3部の旅の後、弓と矢の行方を追っていたポルナレフ。
パッショーネの存在に気づくも、孤立無援となった上に、ディアボロとの戦闘で手足の一部を喪失する。
しかしポルナレフは、打倒ディアボロを掲げて、自分の代わりに戦える人間を探すことに。
そしてついにブチャラティチームと連絡を取ることに成功し、待ち合わせの約束を取りつけた。
つまり5部のポルナレフは、ディアボロへのリベンジのためにひたすら待ち続けたのです。
あら…この姿…なんだかデジャヴ感……
あっ…リベンジといえば…!
このポルナレフの姿、3部でJ・ガイルへの復讐のため、行方を追い続けたことを想起させませんか…?
弱体化してしまったにも関わらず、隠居せずに自分の代わりになる人を長年待ち続けたポルナレフ。

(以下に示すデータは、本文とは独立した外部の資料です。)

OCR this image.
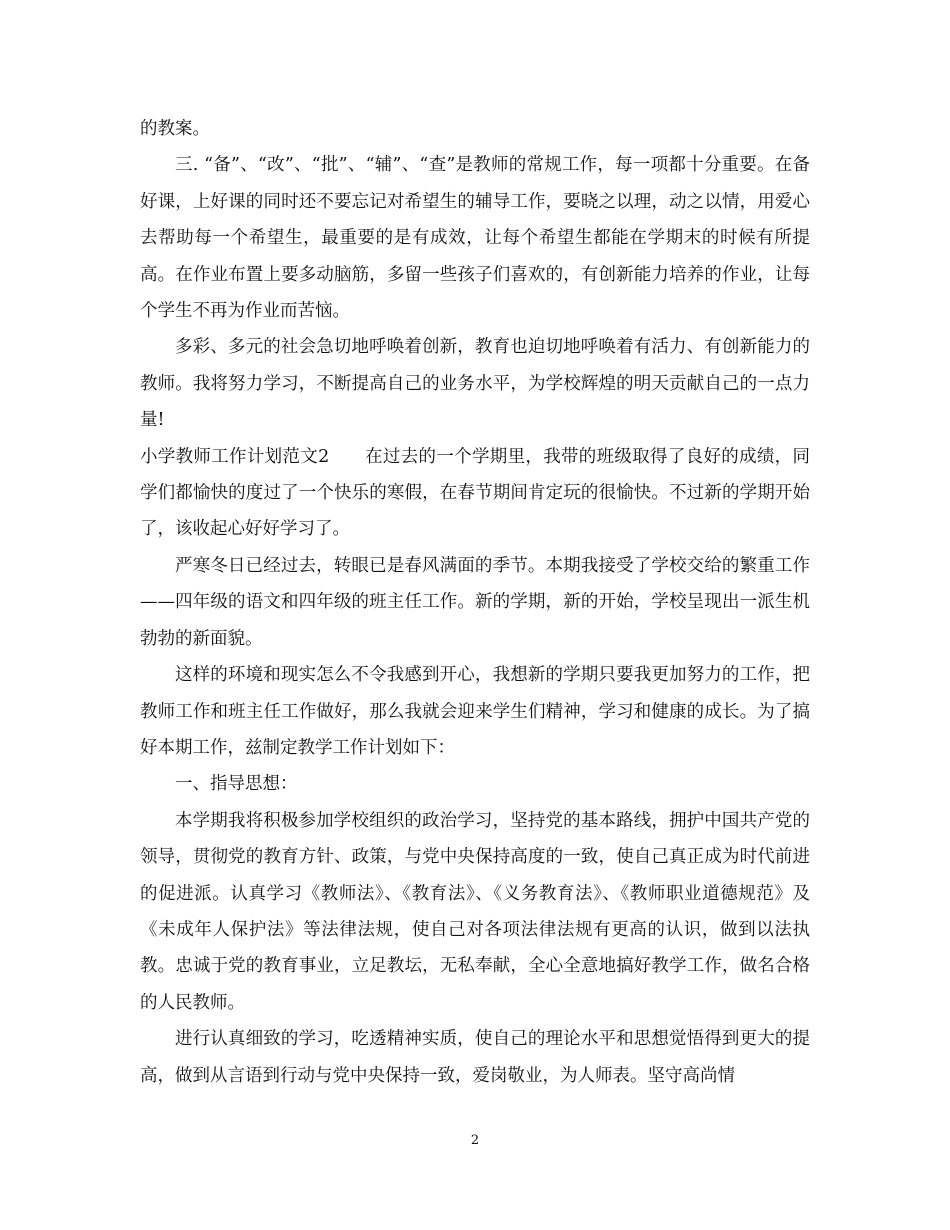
的教案。

三. “备”、“改”、“批”、“辅”、“查”是教师的常规工作，每一项都十分重要。在备好课，上好课的同时还不要忘记对希望生的辅导工作，要晓之以理，动之以情，用爱心去帮助每一个希望生，最重要的是有成效，让每个希望生都能在学期末的时候有所提高。在作业布置上要多动脑筋，多留一些孩子们喜欢的，有创新能力培养的作业，让每个学生不再为作业而苦恼。

多彩、多元的社会急切地呼唤着创新，教育也迫切地呼唤着有活力、有创新能力的教师。我将努力学习，不断提高自己的业务水平，为学校辉煌的明天贡献自己的一点力量!

小学教师工作计划范文2　　在过去的一个学期里，我带的班级取得了良好的成绩，同学们都愉快的度过了一个快乐的寒假，在春节期间肯定玩的很愉快。不过新的学期开始了，该收起心好好学习了。

严寒冬日已经过去，转眼已是春风满面的季节。本期我接受了学校交给的繁重工作——四年级的语文和四年级的班主任工作。新的学期，新的开始，学校呈现出一派生机勃勃的新面貌。

这样的环境和现实怎么不令我感到开心，我想新的学期只要我更加努力的工作，把教师工作和班主任工作做好，那么我就会迎来学生们精神，学习和健康的成长。为了搞好本期工作，兹制定教学工作计划如下：

一、指导思想：

本学期我将积极参加学校组织的政治学习，坚持党的基本路线，拥护中国共产党的领导，贯彻党的教育方针、政策，与党中央保持高度的一致，使自己真正成为时代前进的促进派。认真学习《教师法》、《教育法》、《义务教育法》、《教师职业道德规范》及《未成年人保护法》等法律法规，使自己对各项法律法规有更高的认识，做到以法执教。忠诚于党的教育事业，立足教坛，无私奉献，全心全意地搞好教学工作，做名合格的人民教师。

进行认真细致的学习，吃透精神实质，使自己的理论水平和思想觉悟得到更大的提高，做到从言语到行动与党中央保持一致，爱岗敬业，为人师表。坚守高尚情

2
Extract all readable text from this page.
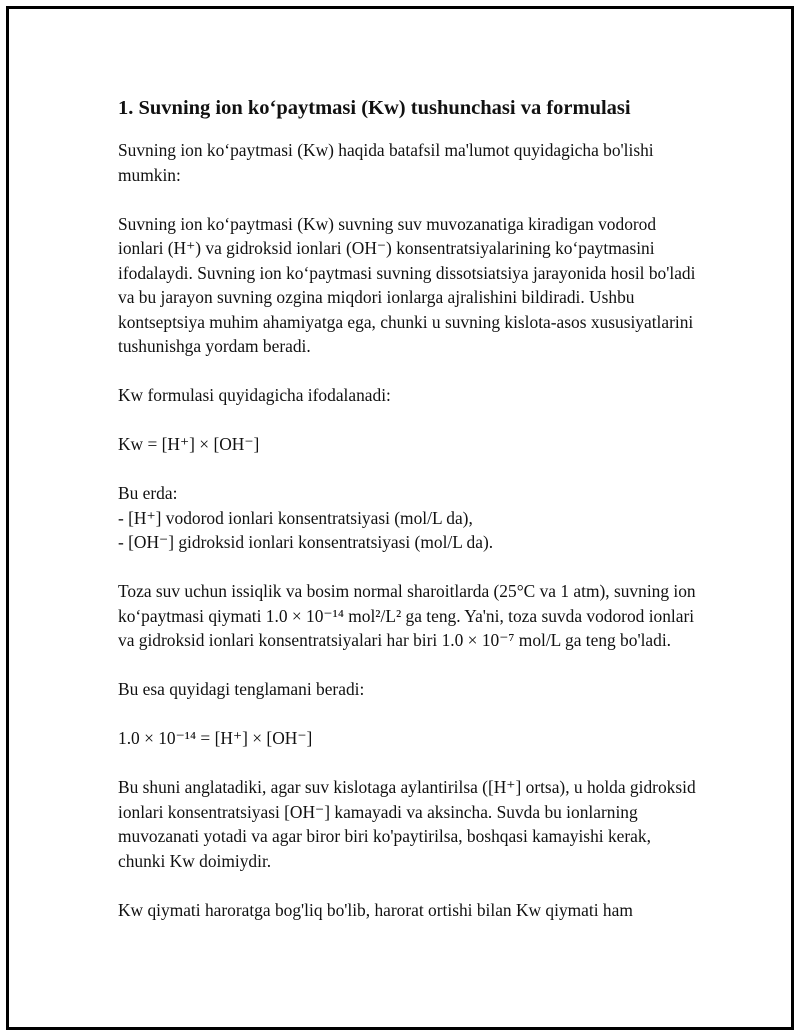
1. Suvning ion ko‘paytmasi (Kw) tushunchasi va formulasi

Suvning ion ko‘paytmasi (Kw) haqida batafsil ma'lumot quyidagicha bo'lishi mumkin:

Suvning ion ko‘paytmasi (Kw) suvning suv muvozanatiga kiradigan vodorod ionlari (H⁺) va gidroksid ionlari (OH⁻) konsentratsiyalarining ko‘paytmasini ifodalaydi. Suvning ion ko‘paytmasi suvning dissotsiatsiya jarayonida hosil bo'ladi va bu jarayon suvning ozgina miqdori ionlarga ajralishini bildiradi. Ushbu kontseptsiya muhim ahamiyatga ega, chunki u suvning kislota-asos xususiyatlarini tushunishga yordam beradi.

Kw formulasi quyidagicha ifodalanadi:

Kw = [H⁺] × [OH⁻]

Bu erda:

- [H⁺] vodorod ionlari konsentratsiyasi (mol/L da),

- [OH⁻] gidroksid ionlari konsentratsiyasi (mol/L da).

Toza suv uchun issiqlik va bosim normal sharoitlarda (25°C va 1 atm), suvning ion ko‘paytmasi qiymati 1.0 × 10⁻¹⁴ mol²/L² ga teng. Ya'ni, toza suvda vodorod ionlari va gidroksid ionlari konsentratsiyalari har biri 1.0 × 10⁻⁷ mol/L ga teng bo'ladi.

Bu esa quyidagi tenglamani beradi:

1.0 × 10⁻¹⁴ = [H⁺] × [OH⁻]

Bu shuni anglatadiki, agar suv kislotaga aylantirilsa ([H⁺] ortsa), u holda gidroksid ionlari konsentratsiyasi [OH⁻] kamayadi va aksincha. Suvda bu ionlarning muvozanati yotadi va agar biror biri ko'paytirilsa, boshqasi kamayishi kerak, chunki Kw doimiydir.

Kw qiymati haroratga bog'liq bo'lib, harorat ortishi bilan Kw qiymati ham
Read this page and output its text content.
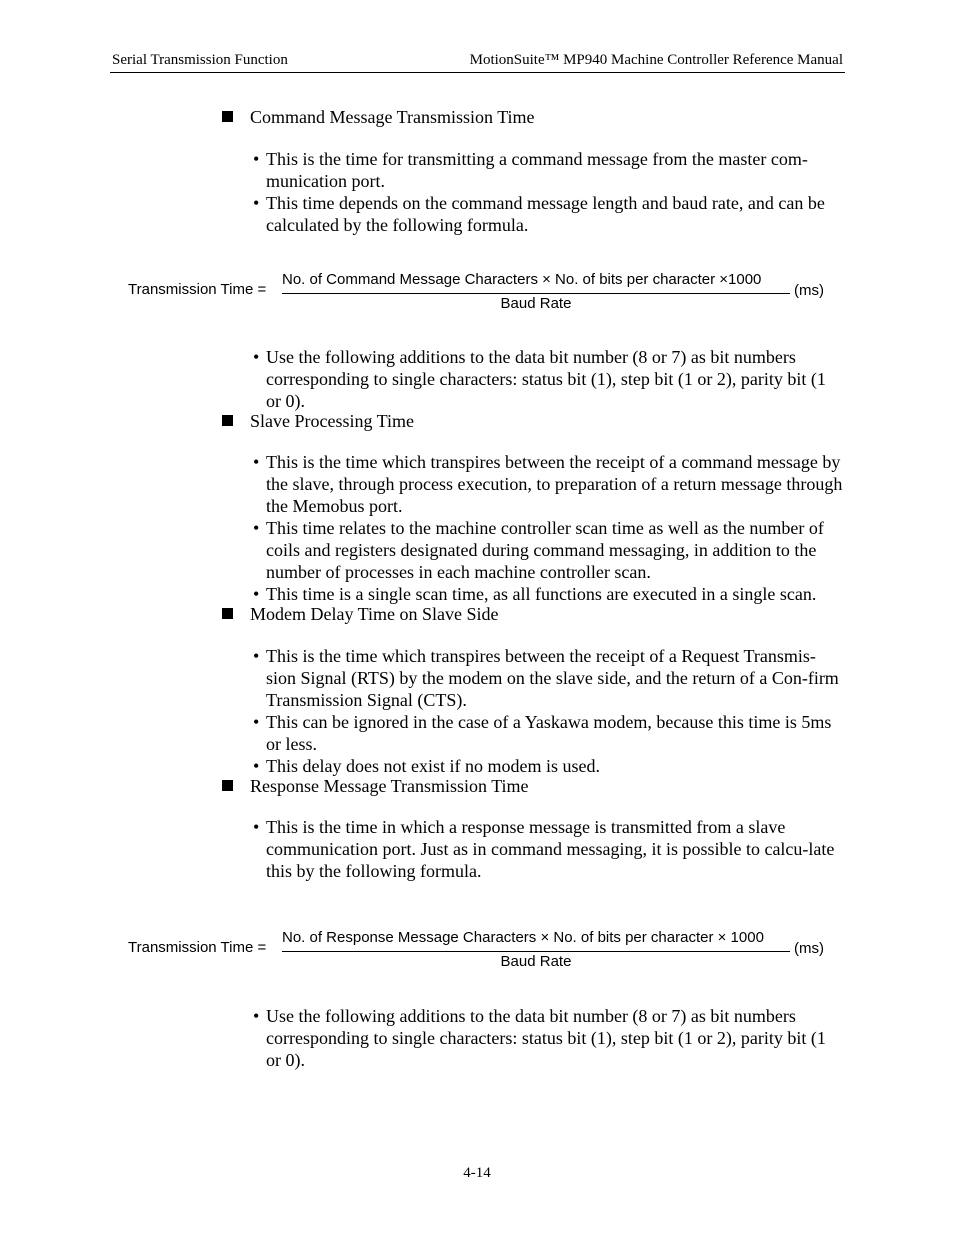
Serial Transmission Function	MotionSuite™ MP940 Machine Controller Reference Manual
Command Message Transmission Time
• This is the time for transmitting a command message from the master com-munication port.
• This time depends on the command message length and baud rate, and can be calculated by the following formula.
Transmission Time =
No. of Command Message Characters × No. of bits per character ×1000
Baud Rate
(ms)
• Use the following additions to the data bit number (8 or 7) as bit numbers corresponding to single characters: status bit (1), step bit (1 or 2), parity bit (1 or 0).
Slave Processing Time
• This is the time which transpires between the receipt of a command message by the slave, through process execution, to preparation of a return message through the Memobus port.
• This time relates to the machine controller scan time as well as the number of coils and registers designated during command messaging, in addition to the number of processes in each machine controller scan.
• This time is a single scan time, as all functions are executed in a single scan.
Modem Delay Time on Slave Side
• This is the time which transpires between the receipt of a Request Transmis-sion Signal (RTS) by the modem on the slave side, and the return of a Con-firm Transmission Signal (CTS).
• This can be ignored in the case of a Yaskawa modem, because this time is 5ms or less.
• This delay does not exist if no modem is used.
Response Message Transmission Time
• This is the time in which a response message is transmitted from a slave communication port. Just as in command messaging, it is possible to calcu-late this by the following formula.
Transmission Time =
No. of Response Message Characters × No. of bits per character × 1000
Baud Rate
(ms)
• Use the following additions to the data bit number (8 or 7) as bit numbers corresponding to single characters: status bit (1), step bit (1 or 2), parity bit (1 or 0).
4-14
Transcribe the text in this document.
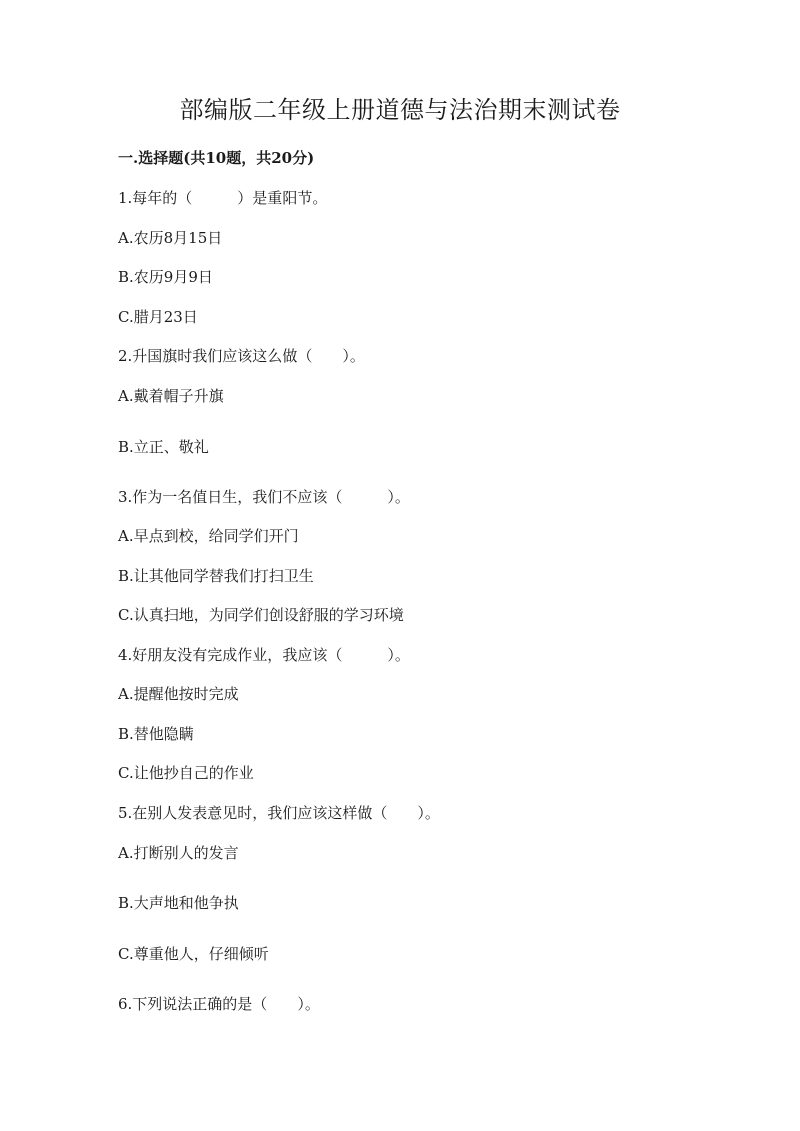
部编版二年级上册道德与法治期末测试卷
一.选择题(共10题，共20分)
1.每年的（　　　）是重阳节。
A.农历8月15日
B.农历9月9日
C.腊月23日
2.升国旗时我们应该这么做（　　）。
A.戴着帽子升旗
B.立正、敬礼
3.作为一名值日生，我们不应该（　　　）。
A.早点到校，给同学们开门
B.让其他同学替我们打扫卫生
C.认真扫地，为同学们创设舒服的学习环境
4.好朋友没有完成作业，我应该（　　　）。
A.提醒他按时完成
B.替他隐瞒
C.让他抄自己的作业
5.在别人发表意见时，我们应该这样做（　　）。
A.打断别人的发言
B.大声地和他争执
C.尊重他人，仔细倾听
6.下列说法正确的是（　　）。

5部になって落ち着いてはいるものの、強い情熱と精神力は持ち続けたままだった…
ことにリベンジに関しては、やっぱり熱く、しぶといポルナレフだったのではないでしょうか。
5部ポルナレフのリベンジについては、こちらもどうぞ~!
一人称から考えるポルナレフ像
ポルナレフが熱いままだったという点をもう少し検証します。今度は一人称に注目します。
5部のポルナレフは、一人称として「わたし」を基本に使っていました。しかし何度か「オレ」「おれ」とも発言します。そのひとつがこの言葉です。
その階段に足をかけるんじゃあねぇーッ! オレは上! きさまは下だ!!
荒木飛呂彦(1999年)『ジョジョの奇妙な冒険』61巻 集英社(158頁)
倒したかった相手・ディアボロとの戦いでの一幕での発言でした。
直前のシーンでポルナレフは、ブチャラティと共にやってきたドッピオに対して、冷静な質問と対処で恐れさせました。しかしリベンジすべき相手の姿を目の前にして、その冷静さを忘れてしまうほどに熱くなってしまった。だから一人称が「わたし」ではなく、思わず「オレ」に変わってしまったのではないでしょうか。
3部の頃から、感情がたかぶると我を忘れがちだったポルナレフ。その姿を彷彿とさせるシーンです。やっぱりポルナレフは5部でも熱かったんだ…!!!カッコいいぜポルナレフ…!!!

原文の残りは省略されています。